The return smile showed even more teeth. "Funny. Sounds like someone wants a demonstration." Xigbar traced a jagged scar down the cheek under his good eye; flicked his fingers in a mocking salute. "I'm sure I can repeat the performance on you."

"Sure. Any time you wanna dance." Fire played at the edges of nasty humor. "We'll see how close you get."

"Why would you watch someone without provocation?" The blue-haired man interrupted their spar without preamble: blunt and focused.

"You think I wore that guard uniform just for laughs?" Xigbar shoved backwards into his seat with a grunt. "An ancient weapon straight out of legend drops in out of nowhere, I pay attention," he said.

At the far end of the nearly closed circle, a tall, elegant man with pink hair stirred. "We have spent months searching for Keyblade wielders. Now we find another exists that you hadn't bothered to mention before today. One would think you are holding even more secrets from us." His words fell wooden, detached from emotion: the accusation held nothing but dispassionate courtesy.

"Hey, it's been years for some of us, _friend_. And she skipped out long before the world fell. I don't know where she's been hiding."

"Nor why she isn't using her Keyblade, if, indeed she has that ability." The blue-haired man seemed lost in thought before his glance drifted to another chair. "Demyx."

A laconic figure to his left straightened out of a sprawl, suddenly more intent on the conversation. "Uh, what?"

"You said her heart was unusual when you examined it. Explain."

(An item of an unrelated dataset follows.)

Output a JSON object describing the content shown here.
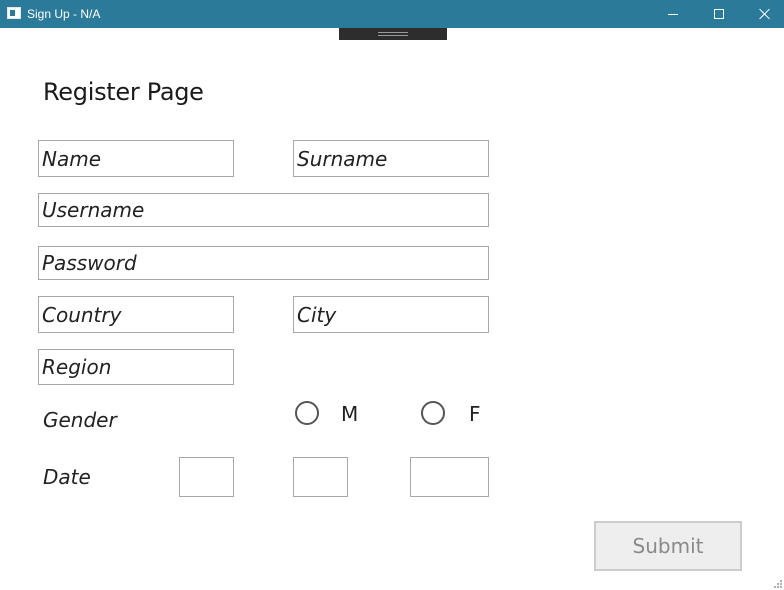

"Weeeell..." Demyx scratched the shaved side of his head. "It was... I dunno, not there. Or really hard to see. Kind of like aaaa..." he drew the vowel out; paused, then winced and finished: "Like a... Nobody with a heart?"

A snort echoed across empty space. "Your observations are flawed." The man directly to Xigbar's right surveyed his initial opponent with contempt in his cold gaze before it shifted to spear Demyx with an especially flat look. His voice held the same snide tones that had roped the rest of the room into their argument. "That is impossible."

"Well, c'mon," Demyx visibly gulped before continuing. "I don't know what's going on, like _ever_," he wheedled. "You guys are supposed to be the smart ones who figure this stuff out, not me."

"An honest admission," another man nearby observed idly. "I admire a challenger who knows when to withdraw from the field." Playing cards ruffled the air in quiet disregard as he continued to shuffle them.

Demyx slouched into an even looser interpretation of a seat. "Sure, whatever."

"An invisible heart. Interesting." The pink-haired man tapped the arm of his chair. A half-smile hovered around his lips: failed to fully manifest. "I am reminded of another possibility," he said. Quiet assurance clipped his tones into neat lines. "That new Keyblade wielder- the boy, Sora. He has visited several worlds and locked each one behind him to prevent the Heartless from devouring those worlds. When one is locked, the darkness cannot find the heart so easily. Could this not be something similar?"

The entire room settled around the question. Finally: "A locked heart? I've never heard of such a thing." The snide man stroked his chin. A strange gleam had settled behind the frost in his green eyes. "If that is true, it would be a curious affliction."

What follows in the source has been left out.